Liz Truss is reportedly preparing draft legislation that would unilaterally scrap key parts of the Northern Ireland protocol, removing the need for checks on goods between Great Britain and Northern Ireland.
No bill was announced in the Queen’s speech on Tuesday but the foreign secretary is reported to have asked officials to prepare the draft, which would put the UK in breach of its treaty obligations.
As well as scrapping checks, the draft legislation would also take away powers of the European court of justice and remove all requirement for Northern Irish businesses to follow EU regulations.
A government source confirmed Truss intended to move unilaterally to prepare to change parts of the protocol but denied the UK government had given up on negotiation. Truss is understood to have formed the view that the UK cannot wait for negotiations to conclude before preparing to act unilaterally, given the election results in Northern Ireland over the weekend.
Senior UK sources emphasised that stability in Northern Ireland was at stake with the glacial pace of talks and while the EU has made clear that its mandate is not set to change.
Some cabinet ministers, including the chancellor, Rishi Sunak, and the levelling up secretary, Michael Gove, were said to be uneasy about the high stakes involved in Truss’s strategy and the possibility of a trade war with the EU as the UK stands on the brink of a potential recession.
Cabinet sources suggested Truss’s manoeuvres were part of “leadership feather-fluttering” – hinting they were designed to put her at odds with Sunak in the minds of Conservative backbenchers. Sources close to Gove and Sunak denied they were trying to block Truss’s plans.
The draft bill was initially understood to be intended to grant ministers the power in principle to override the treaty – but not necessarily to be used in practice. However, the Times reported on Tuesday that the bill would go further than expected and scrap parts of the protocol.
Such a move is expected to provoke legal retaliation by the EU were it to go ahead – including the bloc potentially imposing new tariffs.
Truss will argue that the election results in Northern Ireland give the negotiations a fresh sense of urgency because the Democratic Unionist party has said it will boycott any participation in a new government at Stormont until the issue is resolved.
Sinn Féin, which won the most seats at Stormont for the first time, said Northern Ireland was becoming “collateral damage” in the dispute.
Boris Johnson spoke to Ireland’s taoiseach, Micheál Martin, on Tuesday morning. No 10 said he underlined the grave situation in Northern Ireland and reiterated warnings about the protocol.
“Despite repeated efforts by the UK government over many months to fix the protocol, including those sections related to the movement of goods and governance, the European Commission had not taken the steps necessary to help address the economic and political disruption on the ground,” No 10 said of the call.
“The prime minister reiterated that the UK government would take action to protect peace and political stability in Northern Ireland if solutions could not be found.”

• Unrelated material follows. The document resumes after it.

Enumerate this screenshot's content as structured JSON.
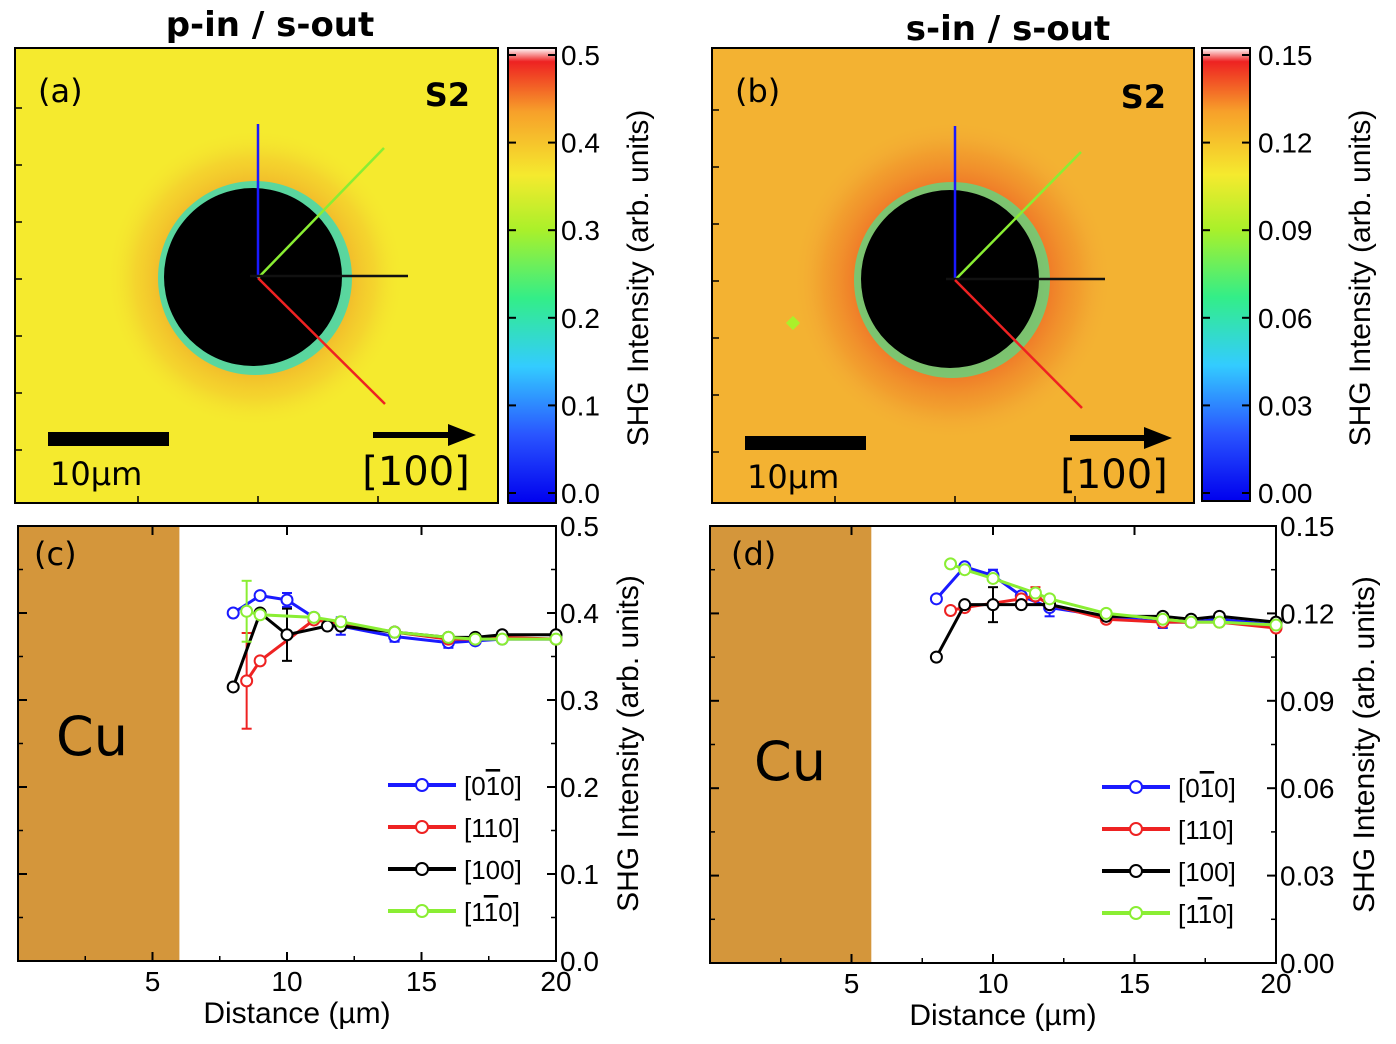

A UK government spokesperson said: “Our focus has been, and will continue to be, preserving peace and stability in Northern Ireland. No decisions have yet been taken on the way forward. However, the situation is now very serious.
“We have always been clear that action will be taken to protect the Belfast [Good Friday] agreement if solutions cannot be found to fix the protocol.”
The Irish deputy prime minister, Leo Varadkar, who reached agreement with Johnson on the protocol in October 2019, suggested the UK was using threats to gain leverage in negotiations.
However, he warned the UK could not simply “resile” from the international treaty by unilaterally tearing up the protocol.
“If that is their approach, then we have a real problem here,” he told RTÉ. “It’s one thing to engage in a bit of sabre rattling … but if they were to actually go down that route, it will be very serious.”
Labour’s Jenny Chapman, a shadow minister, said the action “risks a trade war during a cost of living crisis”.